The handle was cold under her fingers, the sun not yet having touched the metal. The door said, skree. Ava looked at it. She went through it and shut it behind her and blinked into the dark hallway.
"This way." The voice was round, very round and deep. It didn’t sound quite human, but Ava thought it also sounded like someone had tried very hard to make it sound that way. She squinted dubiously down the narrow hall to her right, where the voice had come from, until her eyes adjusted. She still couldn’t see much, but she could walk down the hall without crashing into the stacks of curious objects on either side. She glared at them. She liked curious objects. She liked strange, dim houses with narrow, cluttered hallways. And she liked mysterious carved doors that let out heavy incense when she opened them.
She just didn’t like these particular ones.
The Discerner sat cross-legged in the middle of the room, draped in various materials, hung with strange jewelry. The room was huge, the ceiling soaring. Two storeys worth of windows fit inside, dim light filtering through their layers of curtain. Candles flickered everywhere.
"Shut the door behind you, child."
The Discerner stared straight into Ava’s eyes, never blinking. Ava stared stubbornly back, and flicked the door shut. She wondered where the incense was venting out; it would have been much heavier and more cloying if it was confined to this room.
The Discerner’s head tilted to one side, very slightly. "Come closer."
Ava crossed her arms, still staring into those unsettling eyes. Supposedly the Discerner could only see inside a person through touch, but you never knew.
"No." Ava wanted to say more, but she wasn’t sure what, and she was interested to see how the Discerner would take this. Had anyone said no before?
Apparently unfazed, the Discerner’s stare did not waver. "You hesitate to learn your purpose."
The voice was very good, Ava had to admit. Everything about the Discerner made you think you had probably better listen, because you could never be so wise and intelligent as that. Ava didn’t trust it, but it was tempting.
She considered her next words. "I don’t hesitate," she said decidedly. "I refuse." Her own voice was thin and small in the big room, but she was proud of the little stubborn spark in it.
The Discerner replied slowly, syllable by syllable. "I offer you the true purpose of your life, your path forward, your suspicions confirmed, your doubts settled, your mark easily made, and you refuse."
Ava couldn’t read anything of the Discerner’s reaction to this in that voice. Every word was spoken straight, just as it was. A word meaning only that word.
"I don’t want it to be easy." Ava didn’t break the intense gaze between them. "I want to slip and fall and get up and try again. I don’t want to know my purpose, I want to find it."
"You know the risks. You might search forever, and die before you find a thing." It wasn’t a question. Somehow, the Discerner knew she knew. Ava nodded.

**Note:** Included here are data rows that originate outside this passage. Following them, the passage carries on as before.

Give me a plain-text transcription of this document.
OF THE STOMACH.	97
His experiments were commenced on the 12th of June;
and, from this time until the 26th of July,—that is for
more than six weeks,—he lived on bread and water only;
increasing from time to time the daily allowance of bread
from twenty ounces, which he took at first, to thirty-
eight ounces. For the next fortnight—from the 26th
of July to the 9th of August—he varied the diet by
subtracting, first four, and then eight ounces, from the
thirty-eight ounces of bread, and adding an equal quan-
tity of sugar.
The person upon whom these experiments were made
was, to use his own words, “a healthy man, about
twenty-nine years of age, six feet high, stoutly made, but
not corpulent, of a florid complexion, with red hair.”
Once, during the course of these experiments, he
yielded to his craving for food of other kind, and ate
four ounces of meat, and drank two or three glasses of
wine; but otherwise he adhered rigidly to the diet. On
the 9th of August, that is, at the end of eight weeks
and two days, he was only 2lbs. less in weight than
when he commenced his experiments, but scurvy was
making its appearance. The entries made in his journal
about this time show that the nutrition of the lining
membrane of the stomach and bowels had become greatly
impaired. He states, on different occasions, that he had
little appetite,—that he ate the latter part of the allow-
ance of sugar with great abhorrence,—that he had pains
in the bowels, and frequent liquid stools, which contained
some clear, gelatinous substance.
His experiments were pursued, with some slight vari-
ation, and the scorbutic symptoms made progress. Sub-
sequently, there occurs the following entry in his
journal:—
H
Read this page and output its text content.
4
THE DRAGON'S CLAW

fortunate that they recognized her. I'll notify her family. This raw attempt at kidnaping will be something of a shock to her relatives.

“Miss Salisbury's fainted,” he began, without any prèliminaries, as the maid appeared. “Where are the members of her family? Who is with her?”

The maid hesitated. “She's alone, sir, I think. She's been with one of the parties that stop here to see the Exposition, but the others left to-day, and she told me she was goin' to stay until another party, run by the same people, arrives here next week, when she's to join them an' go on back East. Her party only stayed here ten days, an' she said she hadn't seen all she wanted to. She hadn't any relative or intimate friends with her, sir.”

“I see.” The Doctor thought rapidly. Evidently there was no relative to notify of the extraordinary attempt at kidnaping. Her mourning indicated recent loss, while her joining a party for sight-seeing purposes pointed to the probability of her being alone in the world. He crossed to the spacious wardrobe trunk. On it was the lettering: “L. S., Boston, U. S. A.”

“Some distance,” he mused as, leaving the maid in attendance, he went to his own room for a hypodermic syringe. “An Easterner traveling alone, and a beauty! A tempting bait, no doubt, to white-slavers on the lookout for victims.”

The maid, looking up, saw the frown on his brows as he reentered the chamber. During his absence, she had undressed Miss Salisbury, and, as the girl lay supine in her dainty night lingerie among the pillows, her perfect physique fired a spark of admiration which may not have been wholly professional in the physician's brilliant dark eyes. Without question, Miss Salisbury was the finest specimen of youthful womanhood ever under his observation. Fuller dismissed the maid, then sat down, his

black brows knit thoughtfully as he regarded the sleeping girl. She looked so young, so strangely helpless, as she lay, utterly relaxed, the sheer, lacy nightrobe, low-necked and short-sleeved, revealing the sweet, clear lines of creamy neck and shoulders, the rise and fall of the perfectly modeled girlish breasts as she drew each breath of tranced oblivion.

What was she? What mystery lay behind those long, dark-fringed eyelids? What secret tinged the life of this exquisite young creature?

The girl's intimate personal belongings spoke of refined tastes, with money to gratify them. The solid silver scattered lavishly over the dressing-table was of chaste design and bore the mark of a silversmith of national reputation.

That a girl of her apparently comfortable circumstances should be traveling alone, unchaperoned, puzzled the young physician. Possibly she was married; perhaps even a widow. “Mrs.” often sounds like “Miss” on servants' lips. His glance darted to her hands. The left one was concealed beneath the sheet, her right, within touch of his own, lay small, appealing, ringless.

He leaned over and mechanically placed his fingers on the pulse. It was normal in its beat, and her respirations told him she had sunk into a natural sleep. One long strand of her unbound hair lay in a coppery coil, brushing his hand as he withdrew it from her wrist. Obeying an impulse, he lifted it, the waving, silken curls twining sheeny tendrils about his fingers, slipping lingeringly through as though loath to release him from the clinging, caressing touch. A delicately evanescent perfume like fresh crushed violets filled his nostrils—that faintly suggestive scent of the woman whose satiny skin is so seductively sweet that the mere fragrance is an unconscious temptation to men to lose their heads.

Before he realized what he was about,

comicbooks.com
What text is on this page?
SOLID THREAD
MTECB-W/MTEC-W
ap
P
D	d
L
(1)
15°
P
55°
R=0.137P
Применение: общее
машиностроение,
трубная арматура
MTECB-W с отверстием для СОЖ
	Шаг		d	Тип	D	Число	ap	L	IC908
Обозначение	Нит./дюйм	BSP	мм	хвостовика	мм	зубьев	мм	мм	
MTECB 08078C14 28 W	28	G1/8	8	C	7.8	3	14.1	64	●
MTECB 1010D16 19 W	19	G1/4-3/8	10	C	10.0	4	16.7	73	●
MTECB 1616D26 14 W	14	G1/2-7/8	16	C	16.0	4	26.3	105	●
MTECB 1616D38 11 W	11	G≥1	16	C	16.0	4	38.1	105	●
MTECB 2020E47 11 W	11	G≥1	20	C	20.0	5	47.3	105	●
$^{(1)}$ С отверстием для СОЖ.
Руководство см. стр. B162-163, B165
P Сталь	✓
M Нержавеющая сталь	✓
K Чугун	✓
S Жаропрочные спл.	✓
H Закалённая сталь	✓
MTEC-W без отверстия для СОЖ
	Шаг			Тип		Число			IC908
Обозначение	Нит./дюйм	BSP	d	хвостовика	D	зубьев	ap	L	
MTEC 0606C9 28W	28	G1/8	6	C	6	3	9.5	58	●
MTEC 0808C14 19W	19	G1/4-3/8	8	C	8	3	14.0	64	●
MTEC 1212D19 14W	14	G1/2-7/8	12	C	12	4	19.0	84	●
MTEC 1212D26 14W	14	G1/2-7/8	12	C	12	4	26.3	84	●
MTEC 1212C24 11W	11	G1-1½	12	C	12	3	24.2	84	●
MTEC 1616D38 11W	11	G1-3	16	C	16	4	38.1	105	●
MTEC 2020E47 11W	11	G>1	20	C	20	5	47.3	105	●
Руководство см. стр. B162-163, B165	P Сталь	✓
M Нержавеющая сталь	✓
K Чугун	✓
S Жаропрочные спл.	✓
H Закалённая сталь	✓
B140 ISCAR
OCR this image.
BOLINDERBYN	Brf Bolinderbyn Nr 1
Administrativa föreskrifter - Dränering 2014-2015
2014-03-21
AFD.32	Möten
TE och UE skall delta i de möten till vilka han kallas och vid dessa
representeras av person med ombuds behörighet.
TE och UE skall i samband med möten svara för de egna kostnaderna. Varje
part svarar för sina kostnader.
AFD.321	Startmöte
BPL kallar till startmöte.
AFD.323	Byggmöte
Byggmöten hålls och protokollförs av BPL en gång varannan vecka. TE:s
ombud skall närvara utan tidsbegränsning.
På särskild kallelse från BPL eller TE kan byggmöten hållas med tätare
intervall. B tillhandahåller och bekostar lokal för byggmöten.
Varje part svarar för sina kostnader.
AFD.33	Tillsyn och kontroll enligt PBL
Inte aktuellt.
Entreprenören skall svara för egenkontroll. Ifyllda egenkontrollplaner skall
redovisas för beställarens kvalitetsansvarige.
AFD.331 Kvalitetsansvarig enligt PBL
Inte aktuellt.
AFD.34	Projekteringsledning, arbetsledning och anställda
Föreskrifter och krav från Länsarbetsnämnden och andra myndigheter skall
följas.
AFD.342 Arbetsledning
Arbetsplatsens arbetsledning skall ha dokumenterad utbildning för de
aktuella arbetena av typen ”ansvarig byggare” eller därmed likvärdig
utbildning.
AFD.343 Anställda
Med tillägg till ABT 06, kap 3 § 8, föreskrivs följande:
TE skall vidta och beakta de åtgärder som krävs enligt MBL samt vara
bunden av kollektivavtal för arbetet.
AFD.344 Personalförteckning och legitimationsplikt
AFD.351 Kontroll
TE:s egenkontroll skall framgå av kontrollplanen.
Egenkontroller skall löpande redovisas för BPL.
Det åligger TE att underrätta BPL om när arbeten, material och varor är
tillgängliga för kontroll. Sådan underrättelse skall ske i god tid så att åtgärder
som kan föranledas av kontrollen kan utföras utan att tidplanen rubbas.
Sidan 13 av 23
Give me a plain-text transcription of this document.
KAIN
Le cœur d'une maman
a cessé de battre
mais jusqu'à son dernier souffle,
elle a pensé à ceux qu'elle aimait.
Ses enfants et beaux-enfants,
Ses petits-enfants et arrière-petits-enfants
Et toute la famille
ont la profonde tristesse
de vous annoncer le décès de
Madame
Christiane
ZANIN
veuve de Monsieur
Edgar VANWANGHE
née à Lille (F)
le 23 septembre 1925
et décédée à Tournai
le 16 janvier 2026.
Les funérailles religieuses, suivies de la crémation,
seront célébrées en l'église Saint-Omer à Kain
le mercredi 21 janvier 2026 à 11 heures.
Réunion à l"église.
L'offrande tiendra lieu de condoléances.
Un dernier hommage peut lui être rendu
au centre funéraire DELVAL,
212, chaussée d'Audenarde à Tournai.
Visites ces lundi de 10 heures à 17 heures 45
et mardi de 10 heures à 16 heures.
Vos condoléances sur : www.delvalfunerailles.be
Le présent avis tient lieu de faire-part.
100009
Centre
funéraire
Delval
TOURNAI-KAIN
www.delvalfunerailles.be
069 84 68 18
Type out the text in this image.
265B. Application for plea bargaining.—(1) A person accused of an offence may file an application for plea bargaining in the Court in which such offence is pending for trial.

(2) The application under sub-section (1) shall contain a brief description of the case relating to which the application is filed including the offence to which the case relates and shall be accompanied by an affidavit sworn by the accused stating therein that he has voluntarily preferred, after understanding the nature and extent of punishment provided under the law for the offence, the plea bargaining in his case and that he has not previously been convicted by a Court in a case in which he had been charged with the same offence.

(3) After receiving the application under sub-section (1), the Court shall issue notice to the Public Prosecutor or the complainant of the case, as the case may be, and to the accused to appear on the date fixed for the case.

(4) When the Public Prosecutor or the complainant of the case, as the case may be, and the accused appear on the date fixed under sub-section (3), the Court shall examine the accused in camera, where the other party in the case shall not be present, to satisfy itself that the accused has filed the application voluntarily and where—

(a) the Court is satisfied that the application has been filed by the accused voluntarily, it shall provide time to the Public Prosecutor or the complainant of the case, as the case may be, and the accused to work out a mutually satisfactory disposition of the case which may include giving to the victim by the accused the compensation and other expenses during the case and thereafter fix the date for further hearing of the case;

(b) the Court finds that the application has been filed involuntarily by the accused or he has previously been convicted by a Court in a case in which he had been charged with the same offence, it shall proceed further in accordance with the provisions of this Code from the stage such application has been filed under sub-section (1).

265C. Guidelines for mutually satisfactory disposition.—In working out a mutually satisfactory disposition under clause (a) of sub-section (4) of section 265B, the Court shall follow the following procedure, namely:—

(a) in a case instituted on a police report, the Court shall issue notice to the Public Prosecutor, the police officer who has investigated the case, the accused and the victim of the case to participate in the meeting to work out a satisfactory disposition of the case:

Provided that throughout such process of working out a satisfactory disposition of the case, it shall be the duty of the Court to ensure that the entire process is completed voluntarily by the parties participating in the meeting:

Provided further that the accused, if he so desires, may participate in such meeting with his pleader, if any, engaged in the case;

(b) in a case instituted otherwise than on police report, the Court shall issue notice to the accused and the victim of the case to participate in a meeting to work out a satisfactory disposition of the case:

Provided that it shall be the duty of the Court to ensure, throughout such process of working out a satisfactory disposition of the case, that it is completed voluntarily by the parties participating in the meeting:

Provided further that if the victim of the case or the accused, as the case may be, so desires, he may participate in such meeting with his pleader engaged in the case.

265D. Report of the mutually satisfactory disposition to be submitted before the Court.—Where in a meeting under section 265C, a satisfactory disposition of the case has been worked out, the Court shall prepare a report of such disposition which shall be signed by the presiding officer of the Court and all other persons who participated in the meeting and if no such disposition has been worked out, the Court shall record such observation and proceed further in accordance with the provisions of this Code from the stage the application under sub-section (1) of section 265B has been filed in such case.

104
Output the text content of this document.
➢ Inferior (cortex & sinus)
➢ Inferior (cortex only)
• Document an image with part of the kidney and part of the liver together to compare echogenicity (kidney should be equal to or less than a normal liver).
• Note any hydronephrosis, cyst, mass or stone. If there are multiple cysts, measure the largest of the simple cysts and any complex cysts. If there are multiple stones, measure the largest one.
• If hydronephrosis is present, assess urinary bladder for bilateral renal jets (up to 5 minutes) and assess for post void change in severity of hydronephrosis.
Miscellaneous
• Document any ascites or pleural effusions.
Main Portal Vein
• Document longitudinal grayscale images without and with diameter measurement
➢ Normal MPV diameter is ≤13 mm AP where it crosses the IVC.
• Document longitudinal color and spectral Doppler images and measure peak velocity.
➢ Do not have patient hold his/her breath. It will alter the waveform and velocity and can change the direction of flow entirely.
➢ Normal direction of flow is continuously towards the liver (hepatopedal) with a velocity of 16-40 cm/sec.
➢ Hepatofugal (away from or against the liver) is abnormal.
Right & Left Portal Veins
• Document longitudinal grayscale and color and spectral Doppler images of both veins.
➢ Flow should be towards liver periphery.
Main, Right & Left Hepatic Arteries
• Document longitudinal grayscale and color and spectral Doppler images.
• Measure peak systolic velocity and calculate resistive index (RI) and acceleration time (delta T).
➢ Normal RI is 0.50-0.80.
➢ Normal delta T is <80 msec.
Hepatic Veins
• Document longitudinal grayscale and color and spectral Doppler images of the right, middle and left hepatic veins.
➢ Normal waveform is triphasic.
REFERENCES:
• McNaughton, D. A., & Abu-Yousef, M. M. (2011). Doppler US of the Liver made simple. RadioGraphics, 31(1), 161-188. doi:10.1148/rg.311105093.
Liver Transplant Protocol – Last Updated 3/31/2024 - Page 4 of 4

"Very well. Leave me. Tell them your purpose is to search. Tell them I told you so, and they won’t question it."
Ava was thrown. She hadn’t expected it to be that easy. She hesitated, then asked, "Really?"
The Discerner blinked slowly, the first blink. The first break of eye contact, and yet, it didn’t feel broken. "You’re one of the easy ones," the Discerner said, the faintest smile tugging at mouth corners. "You know your purpose already. You understand the path of life."
Ava was beginning to feel she had been tricked. "No, I don’t know my purpose!" she said. "That’s the whole point!"
The Discerner smiled for real this time, a grin that split and spilled sunlight. "Exactly."